Le 15 août 2010, les journalistes Mathilde Mathieu et Michaël Hajdenberg signent sur Mediapart un article relatif à un emprunt de 6500 euros contracté par Eric Woerth pour financer sa campagne municipale de 2008. On peut y lire que le ministre a dû remplir un formulaire d’emprunt dans lequel il a déclaré ses revenus, ses salaires, ses emprunts en cours, et le montant de ses impôts sur le revenu. Mediapart publie une copie de ce document dans lequel Eric Woerth se présente comme ingénieur cadre technicien, mentionne 3.000 euros de revenus mensuels et ne déclare aucun impôt sur le revenu. Il en ressort que le demandeur dispose pour lui-même de 112 euros par mois pour vivre, avec un taux d’endettement de 89%. Curieusement, le prêt a été accordé et la signature du ministre atteste qu’il certifie complets, exacts, sincères et véritables les renseignements fournis.
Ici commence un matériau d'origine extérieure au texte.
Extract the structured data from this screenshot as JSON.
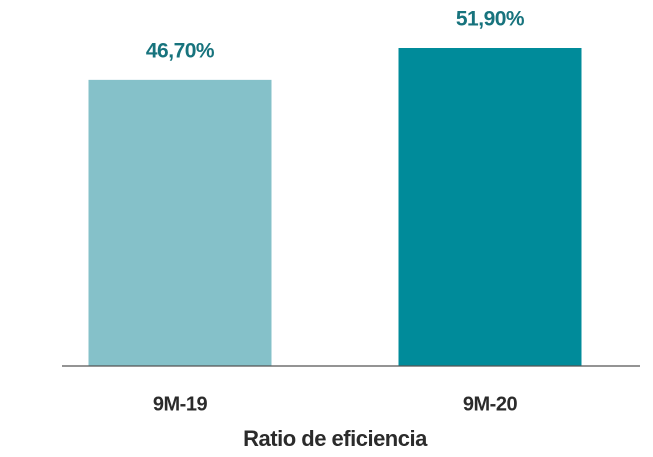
{
  "chart_data": {
    "type": "bar",
    "title": "Ratio de eficiencia",
    "categories": [
      "9M-19",
      "9M-20"
    ],
    "values": [
      46.7,
      51.9
    ],
    "value_labels": [
      "46,70%",
      "51,90%"
    ],
    "colors": [
      "#85c1c9",
      "#008b9a"
    ]
  }
}
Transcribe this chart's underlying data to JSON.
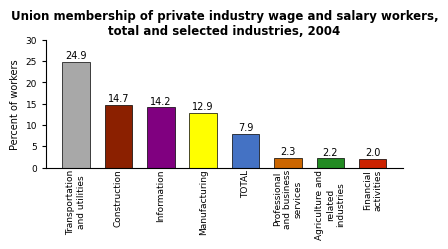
{
  "title": "Union membership of private industry wage and salary workers,\ntotal and selected industries, 2004",
  "categories": [
    "Transportation\nand utilities",
    "Construction",
    "Information",
    "Manufacturing",
    "TOTAL",
    "Professional\nand business\nservices",
    "Agriculture and\nrelated\nindustries",
    "Financial\nactivities"
  ],
  "values": [
    24.9,
    14.7,
    14.2,
    12.9,
    7.9,
    2.3,
    2.2,
    2.0
  ],
  "bar_colors": [
    "#a8a8a8",
    "#8b2000",
    "#800080",
    "#ffff00",
    "#4472c4",
    "#cc6600",
    "#228b22",
    "#cc2200"
  ],
  "ylabel": "Percent of workers",
  "ylim": [
    0,
    30
  ],
  "yticks": [
    0,
    5,
    10,
    15,
    20,
    25,
    30
  ],
  "title_fontsize": 8.5,
  "label_fontsize": 7.0,
  "tick_fontsize": 6.5,
  "value_fontsize": 7.0,
  "background_color": "#ffffff"
}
Etonnamment, cette information a réussi à briser le mur de silence qui arrête d’ordinaire tout ce qui pourrait troubler la quiétude de nos gouvernants. Aussitôt l'entourage du ministre proteste, estimant que « chaque Français comprendra à nouveau l'absurdité de ces allégations ». De son côté, le Crédit Agricole Brie Picardie s’élève contre des « allégations ou interprétations qui pourraient vouloir être tirées d'un document de travail purement provisoire et ne représentant aucun caractère contractuel » et qualifie cette opération tout à fait de tout à fait « banale ». Jamais à court d’outrance, Dominique Paillé, porte-parole adjoint de l’UMP, a dénoncé « l'acharnement abject dont Eric Woerth est la cible, basé sur des montages farfelus, fabriqués de toutes pièces et qui n'ont qu'un objectif: abattre un ministre qui fait bien son travail ».
Mediapart a répondu dès le lendemain, affirmant persister et signer. Ce que M. Paillé appelle des montages a été obtenu par les journalistes auprès de la Commission nationale des comptes de campagne et des financements politiques. La banque, quant à elle, a osé prétendre qu’il ne s’agissait que d’« un document de travail purement provisoire et ne présentant aucun caractère contractuel » alors que le ministre lui-même a signé, paraphé et versé à ses comptes de campagnes ce même document ! Par contre, le ministre, reconnaissant l’authenticité de ce document, a expliqué à l’AFP que « les revenus mentionnés correspondent aux revenus arrondis perçus en tant que maire. Il s’agit d’un prêt lié à des élections municipales, c’est donc tout à fait cohérent.» Mais il n’a pas daigné répondre aux questions posées par Mediapart. Etrange de la part d’un homme si sûr de son intégrité !
Pour le coup, le mur de silence s’est refermé. Je n’ai entendu aucune mention de la réponse de Médiapart. La bave de Paillé et la morgue insolente de Woerth demeurent.